This summer was meant to be Jurgen Grobler’s Olympic swansong but the global coronavirus crisis means his retirement plans may temporarily be put on hold, writes Sam Blitz.
The 73-year-old is Great Britain’s greatest ever Olympic coach, having helped Team GB to at least one gold medal in every Olympic Games since 1992. His overall record stands at 33 medals - 22 of which are gold - making him the most successful Olympic coach by some distance.
Yet while the German was keen on stepping down from Team GB after the culmination of this summer’s spectacle in Tokyo, the postponement of the Games to 2021 means some difficult decisions lie ahead for British Rowing chiefs.
British Rowing chief executive Andy Parkinson said: “Brendan Purcell [BR’s Director of Performance] is in constant communication with Jurgen but given the remote-working nature of things right now, it’s difficult to have that face-to-face conversation.
“At the moment we’re just working out what the implications of a 2021 Games are for the programme - for our athletes and for our staff.
“I think it’s a little bit too early to say what we’re going to be doing but we are in ongoing conversations with all of our programme staff and we are coming up with a plan that works for us and our athletes and one which enables us to perform for when we eventually get to Tokyo.”
While a decision is yet to be made over Grobler’s immediate future with British Rowing, Parkinson maintains that the organisation are prepared for whatever the legendary coach chooses to do.
British Rowing’s chief executive assures fans of the sport that plans for Paris 2024 had begun even before the Tokyo Games were pushed back, but adds that the unique circumstances make the process a great deal harder.
He added: “We started, as with every sport over the last three or four months, in a Tokyo-delivery mode but also a Paris-planning mode, so clearly we were having conversations about what a post-Tokyo Olympics would look like and those conversations will continue.
“The conversations I’ve had so far is that we can’t approach the Tokyo cycle just with an extra year on.
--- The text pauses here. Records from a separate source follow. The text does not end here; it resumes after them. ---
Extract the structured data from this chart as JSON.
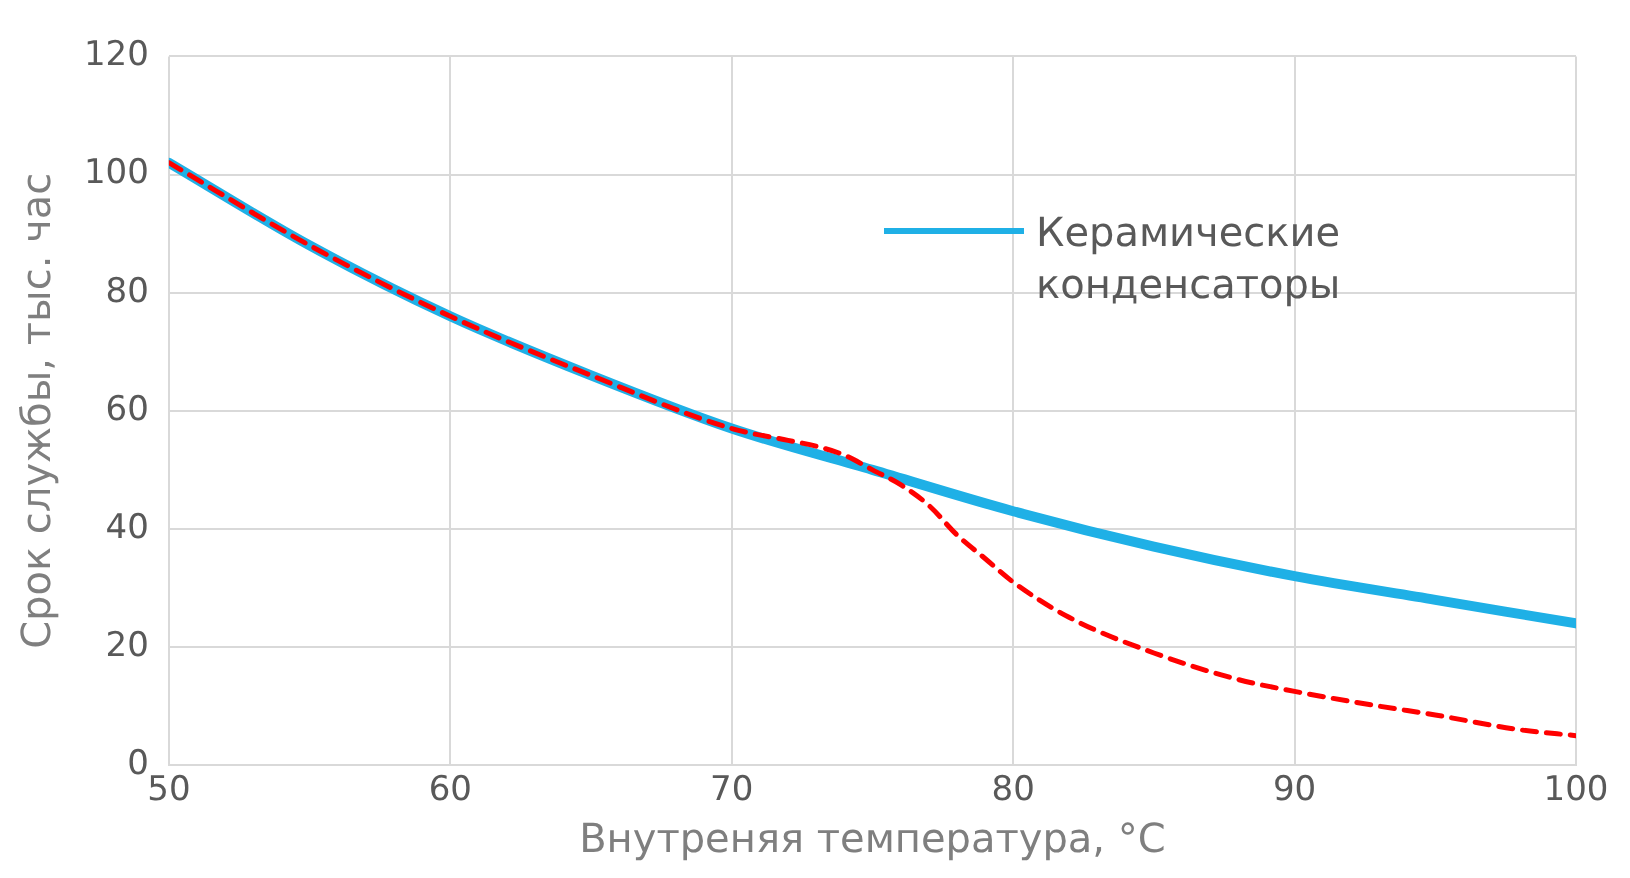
{
  "chart_data": {
    "type": "line",
    "xlabel": "Внутреняя температура, °C",
    "ylabel": "Срок службы, тыс. час",
    "x": [
      50,
      55,
      60,
      65,
      70,
      75,
      80,
      85,
      90,
      95,
      100
    ],
    "series": [
      {
        "name": "Керамические конденсаторы",
        "color": "#1fb0e6",
        "line_style": "solid",
        "values": [
          102,
          88,
          76,
          66,
          57,
          50,
          43,
          37,
          32,
          28,
          24
        ]
      },
      {
        "color": "#ff0000",
        "line_style": "dashed",
        "x": [
          50,
          55,
          60,
          65,
          70,
          72,
          73,
          74,
          75,
          76,
          77,
          78,
          79,
          80,
          82,
          85,
          88,
          90,
          93,
          95,
          98,
          100
        ],
        "values": [
          102,
          88,
          76,
          66,
          57,
          55,
          54,
          52.5,
          50,
          47.5,
          44,
          39,
          35,
          31,
          25,
          19,
          14.5,
          12.5,
          10,
          8.5,
          6,
          5
        ]
      }
    ],
    "xlim": [
      50,
      100
    ],
    "xticks": [
      50,
      60,
      70,
      80,
      90,
      100
    ],
    "ylim": [
      0,
      120
    ],
    "yticks": [
      0,
      20,
      40,
      60,
      80,
      100,
      120
    ],
    "grid": true,
    "legend": "top right",
    "marker": "none"
  }
}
Next year is going to be totally unique so we have to approach it slightly differently and we are working on what that difference looks like.”
Having Grobler on board for the now-2021 Games is paramount to any success Team GB will have over in Tokyo. UK Sport recognises the importance of rowing in the nation’s arsenal during an Olympic campaign, having granted the sport £30m in funding ahead of Tokyo 2020 - more than any other British team.
Those close to Grobler know how much of a difference his coaching has on Team GB’s performances at both Olympic Games and World Championships.
British Rowing coxes Henry Fieldman and Matilda Horn, who were aiming to represent the men’s and women’s eight crews respectively in Tokyo this summer, are privileged enough to work alongside the German in the coaching aspect of British Rowing.
Speaking about Grobler’s character, Fieldman says: “He’s still very driven which is really key because the whole sport is moving on all the time year on year.
“The crews are getting better and records are getting broken and he sees that as a way of learning himself and testing what he can do.”
Horn adds: “He can make decisions and stand by them and he’s not afraid to change his mind.
“His results reflect not only that but how he behaves and acts and how the sport means as much to him as well as everybody else.”
It’s this passion for the sport that makes the decision over Grobler’s future a pivotal moment in the future of British Rowing. The German is a pioneer for rowing in Britain and has helped create both an environment and a legacy which has driven athletes to success both physically and psychologically.
Horn says: “When people are successful and come away from the sport, they don’t come away hating it.
“They come away feeling proud of being part of such a huge team and that’s hugely down to Jurgen.”
On what Grobler’s legacy will mean to British sport, Fieldman states: “The history books will say it all. The only gold medal that Great Britain was winning when he started was one in rowing.
“But now he’s just a machine and keeps pumping out those results. He was one of the first people that coached amazing athletes like Matthew Pinsent and Steve Redgrave to these fantastic results at Olympic level.”